[ブログ] 2019年 新年挨拶

2019/01/07

新年、あけましておめでとうございます。

峯クリニックは茨木市に開業して15年、移転開業して早いもので3年になりました。

昨年は自然災害の多い、大変な1年でした。クリニックのある茨木市も6月の大阪北部地震においては、建物の倒壊、屋根や壁の損傷、ライフラインの寸断を含む大きな被害が生じ、ブルーシートが解けないまま、たび重なる台風が訪れ、とりわけ8月の21号の暴風は命の危険を感じるほどの激しさで、市民生活が脅かされました。多くの方が被災され、その爪あとは今なお残ったままであることに心が痛みます。また世界中が自国の利益中心に動くようになり、不穏な政治情勢が続いています。今年は元号が変わり、新しい時代に希望を持ちますが、気を引き締めて自らの足元を見つめて、堅実に医療活動を進めてゆきたいと思います。

 さて院長は日本東洋医学会に所属しており、昨年は総会において二つのシンポジウムを担当しました。

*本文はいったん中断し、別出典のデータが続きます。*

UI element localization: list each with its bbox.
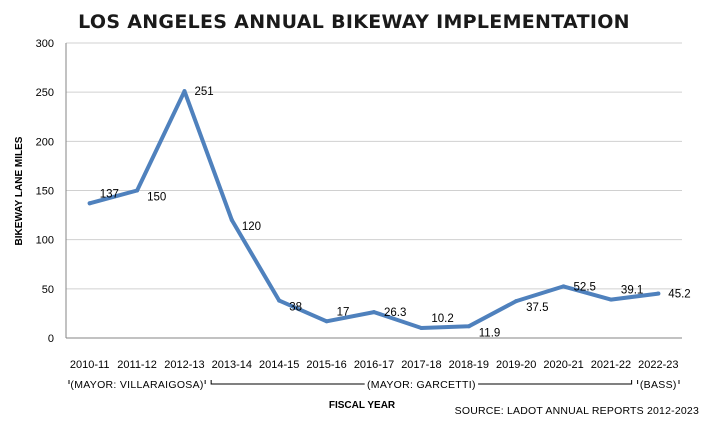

ひとつは、師匠であった三谷和合先生を語るシンポジウムでした。和合先生は、患者さまひとりひとりの日常の生活を知ることを重視し、個の医学の確立を追及したこと、一方で患者さまの健康を保つための社会制度を重視し、当時、制度の確立していなかった訪問診療や、訪問看護をおこなったこと、保険収載がなかった漢方を保険適用にする運動をすすめたこと、患者さまを東洋医学の理念を軸にして最期までみとる病院を作り上げたことなど、今思えば時代に先駆けたたくさんの医療活動をおこないました。「医療を患者さまのもとにとりかえす。」そんな気概で昭和の時代を駆け抜けた師匠でした。「峯君、漢方でうまい飯が食えると思ったら大間違いやで。」「君は薬、薬というけど、その前に患者さんの話をよう聞いてあげたか、薬なんてあとあと」「病気をみるんやない、病人さんをみるんや」「漢方使いになるな、漢方医になれ」和合語録は尽きることがありません。和合先生の教えを再確認して新年に望みたいと思います。

 もうひとつは黄耆というひとつの生薬に的をしぼったシンポジウムをおこないました。黄耆という生薬は、免疫力を高め、傷の治りをよくし、身体を元気にする作用があります。近年では腎不全や慢性腎臓病に対する効果、筋肉を強くする効果が知られはじめています。

多彩な黄耆の薬効を一元的に捕らえ、黄耆の正体を見極めたい。そういう思いでシンポジウムを開催しました。一味の生薬が身体全体にどのように作用するかを知ることによってし、その生薬を含む方剤の理解や応用を今後もさらに深めてゆきたいと思います。

 今年は黄耆に続いて当帰や地黄といった「血に栄養を与える」一味の生薬の薬能、薬理から処方を考え、また五臓においては腎についての理解を深めていきたいと思います。東洋医学の腎は、生まれつき備わっている元気のもと、生殖活動に関与し、年齢とともに消耗して衰えるとされ、腎の元気を保つことは、身体全体の元気、老化の予防に対して重要な意味を持ちます。高齢化社会に向けて漢方の立場からも貢献できるよう取り組んでまいります。

今年もよろしくお願いいたします。